Ibrahima Cheikh Diong est incontestablement le panafricain le plus chinois spécialisé dans les relations Chine –Afrique. Et pour cause, il a passé 30 ans de sa vie dans l’Empire du Milieu.
Riche d’une carrière politique et économique, il a occupé plusieurs postes clés aussi bien dans son pays natal en qualité de ministre, conseiller à la présidence du Sénégal ou bien à la tête de Senegal Airlines ou à l’international, avant de fonder son propre cabinet de consulting, l’Africa Consulting and Trading, une société panafricaine de conseil en gestion et de facilitation commerciale à Dakar.

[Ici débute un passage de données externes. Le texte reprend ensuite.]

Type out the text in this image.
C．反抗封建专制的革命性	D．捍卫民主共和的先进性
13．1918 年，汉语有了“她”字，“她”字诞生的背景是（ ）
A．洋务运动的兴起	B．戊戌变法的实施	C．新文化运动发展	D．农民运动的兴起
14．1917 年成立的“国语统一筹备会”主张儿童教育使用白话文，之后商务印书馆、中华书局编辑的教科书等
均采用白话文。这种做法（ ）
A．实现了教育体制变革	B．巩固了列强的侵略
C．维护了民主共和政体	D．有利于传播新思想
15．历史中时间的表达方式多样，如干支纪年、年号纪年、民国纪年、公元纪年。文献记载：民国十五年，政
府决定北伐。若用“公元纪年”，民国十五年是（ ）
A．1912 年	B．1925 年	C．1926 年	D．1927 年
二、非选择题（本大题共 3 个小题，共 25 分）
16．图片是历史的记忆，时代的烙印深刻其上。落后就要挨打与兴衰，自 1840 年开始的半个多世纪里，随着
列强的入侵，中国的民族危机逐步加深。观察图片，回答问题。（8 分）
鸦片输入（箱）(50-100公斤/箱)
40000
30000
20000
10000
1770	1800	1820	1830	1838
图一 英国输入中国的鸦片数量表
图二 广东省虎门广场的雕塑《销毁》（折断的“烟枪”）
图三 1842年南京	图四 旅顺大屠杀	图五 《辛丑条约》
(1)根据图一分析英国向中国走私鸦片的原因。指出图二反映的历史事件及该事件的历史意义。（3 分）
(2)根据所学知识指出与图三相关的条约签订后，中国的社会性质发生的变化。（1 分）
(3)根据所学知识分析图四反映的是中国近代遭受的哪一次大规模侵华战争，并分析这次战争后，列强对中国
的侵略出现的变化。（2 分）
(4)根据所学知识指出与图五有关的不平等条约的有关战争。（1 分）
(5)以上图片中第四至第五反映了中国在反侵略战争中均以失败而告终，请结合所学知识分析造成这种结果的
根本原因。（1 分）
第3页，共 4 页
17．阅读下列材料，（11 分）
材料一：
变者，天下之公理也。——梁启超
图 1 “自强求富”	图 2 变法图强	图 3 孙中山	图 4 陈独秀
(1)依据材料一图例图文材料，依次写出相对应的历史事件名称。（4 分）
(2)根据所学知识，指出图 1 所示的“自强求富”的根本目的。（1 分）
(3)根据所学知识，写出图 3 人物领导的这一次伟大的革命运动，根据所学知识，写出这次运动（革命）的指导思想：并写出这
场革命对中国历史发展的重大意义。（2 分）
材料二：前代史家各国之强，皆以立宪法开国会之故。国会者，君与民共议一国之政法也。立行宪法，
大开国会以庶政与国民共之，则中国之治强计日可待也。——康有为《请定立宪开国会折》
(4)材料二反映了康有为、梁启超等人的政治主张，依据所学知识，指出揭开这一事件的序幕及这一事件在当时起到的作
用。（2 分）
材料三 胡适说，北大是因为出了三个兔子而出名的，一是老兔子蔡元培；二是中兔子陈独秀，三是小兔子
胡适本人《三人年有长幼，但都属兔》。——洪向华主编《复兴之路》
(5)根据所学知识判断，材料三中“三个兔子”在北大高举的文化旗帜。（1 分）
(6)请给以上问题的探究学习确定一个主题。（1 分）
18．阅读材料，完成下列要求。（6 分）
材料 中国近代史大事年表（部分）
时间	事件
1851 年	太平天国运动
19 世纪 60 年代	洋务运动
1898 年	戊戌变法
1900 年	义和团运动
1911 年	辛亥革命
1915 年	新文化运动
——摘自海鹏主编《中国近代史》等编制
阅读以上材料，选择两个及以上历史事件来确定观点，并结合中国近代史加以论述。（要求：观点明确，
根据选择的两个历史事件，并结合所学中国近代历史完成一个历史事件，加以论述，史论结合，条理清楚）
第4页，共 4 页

Invité à prendre part à la conférence des experts préparatoire du 6ème Sommet du Forum de coopération sino-africain (FOCAC), co-organisée le mardi 6 mars par l’Institut marocain Amadeus et l’ambassade de Chine au Maroc, il a accordé à le1.ma une interview dans laquelle il parle entre autres, de son expérience, des jeux et des enjeux de la coopération sino-africaine et des perspectives d’avenir.
Le1.ma : Ibrahima Cheikh Diong, vous êtes une figure des relations Afrique-Chine surtout que vous avez passé pratiquement 30 ans de votre vie en Chine. Comment est venue l’idée de la part d’un Sénégalais pour atterrir en Chine alors qu’à l’époque de Senghor, c’était la rive gauche ou la rive droite de Paris ?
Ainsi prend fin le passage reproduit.